Context: When choosing to incorporate osteopathic manipulative treatment (OMT) into a patient’s care, the risk-to-benefit ratio, the choice of treatment technique, as well as the frequency of treatments are always taken into consideration. This has been even more important during the COVID-19 pandemic, in which social distancing has been the best preventative measure to decrease exposure. By increasing treatment intervals, one could not only limit possible exposure/spread of viruses but also decrease the overall cost to the system as well as to the individual. This is an expansion of a previous study in which quantifiable changes in cervical hysteresis characteristics post-OMT were documented utilizing a durometer (Ultralign SA201®; Sigma Instruments; Cranberry, PA USA). This study compared two treatment modalities, muscle energy (ME) and high-velocity low-amplitude (HVLA) postcervical treatment. Subjects in this study were allowed to re-enroll, provided that they could be treated utilizing the alternate treatment modality. By allowing repeat subjects, analysis of the data for lasting effects of OMT could be observed.
Objectives: To determine whether a significant change in cervical hysteresis would be observed after each treatment regardless of a short treatment interval.

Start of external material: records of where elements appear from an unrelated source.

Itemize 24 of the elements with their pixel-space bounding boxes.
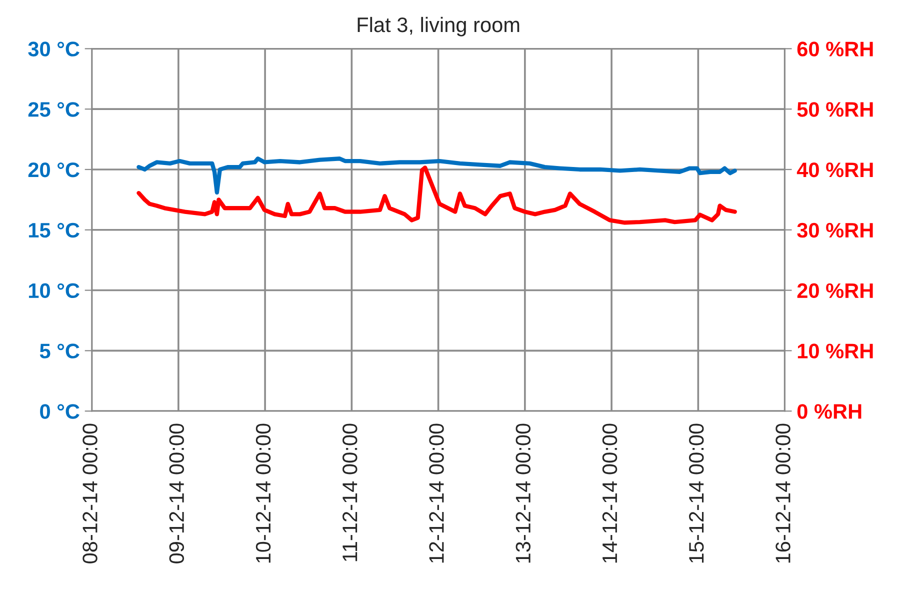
y-tick-label: 30 °C bbox=[28, 42, 80, 56]
y2-tick-label: 30 %RH bbox=[797, 222, 873, 238]
x-tick-label: 09-12-14 00:00 bbox=[169, 424, 184, 564]
x-tick-label: 12-12-14 00:00 bbox=[429, 424, 444, 563]
x-tick-label: 11-12-14 00:00 bbox=[342, 424, 358, 562]
y-tick-label: 10 °C bbox=[28, 283, 80, 298]
y2-tick-label: 20 %RH bbox=[797, 283, 873, 298]
y-tick-label: 15 °C bbox=[28, 222, 80, 238]
x-tick-label: 16-12-14 00:00 bbox=[776, 424, 790, 563]
x-tick-label: 14-12-14 00:00 bbox=[602, 424, 618, 563]
y-tick-label: 0 °C bbox=[40, 404, 80, 419]
y2-tick-label: 40 %RH bbox=[796, 162, 873, 178]
x-tick-label: 08-12-14 00:00 bbox=[82, 424, 98, 564]
y2-tick-label: 10 %RH bbox=[798, 344, 873, 358]
chart-title: Flat 3, living room bbox=[358, 16, 520, 36]
x-tick-label: 15-12-14 00:00 bbox=[689, 424, 704, 563]
y-tick-label: 25 °C bbox=[28, 102, 80, 117]
y2-tick-label: 0 %RH bbox=[797, 404, 862, 419]
y-tick-label: 20 °C bbox=[28, 162, 80, 178]
y-tick-label: 5 °C bbox=[40, 344, 80, 358]
y2-tick-label: 60 %RH bbox=[797, 42, 873, 56]
x-tick-label: 10-12-14 00:00 bbox=[256, 424, 271, 563]
y2-tick-label: 50 %RH bbox=[797, 102, 873, 117]
x-tick-label: 13-12-14 00:00 bbox=[516, 424, 531, 563]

Methods: A total of 34 subjects were retrospectively noted to be repeat subjects from a larger, 213-subject study. These 34 subjects were repeat participants who were treated with two different direct-treatment modalities 7–10 days apart. Each subject was randomly assigned to receive a single-segmental ME or HVLA treatment technique directed toward a cervical (C) segment (C3–C5 only). Subjects were objectively measured pretreatment in all cervical segments utilizing the Ultralign SA201®, then treated with cervical OMT to a single segment, and finally reassessed at all cervical levels with the Ultralign SA201® posttreatment to assess for change in cervical hysteresis.
Results: Statistically significant or suggestive changes (p-values 0.01–0.08) with good clinical effect size (0.30 or greater) were noted in all four components of the Ultralign SA201® at multiple cervical levels after the first treatment, but only one component (frequency) had a statistically significant change after the second treatment (AA cervical level, p-value 0.01) with good clinical effect size (0.45). However, when comparing the post–first-treatment values to the pre–second-treatment values, no statistically significant differences (p-value 0.10 or higher) were observed between them.
Conclusions: Statistically significant changes were noted after the first treatment; however, when comparing cervical hysteresis changes after the first treatment to the cervical hysteresis values prior to the second treatment delivered 7–10 days later, there were no statistically significant or suggestive changes. This data suggest that several post-OMT changes noted after the first treatment were still in effect and may indicate that follow-up visits for direct manipulation may be deferred for a least two weeks.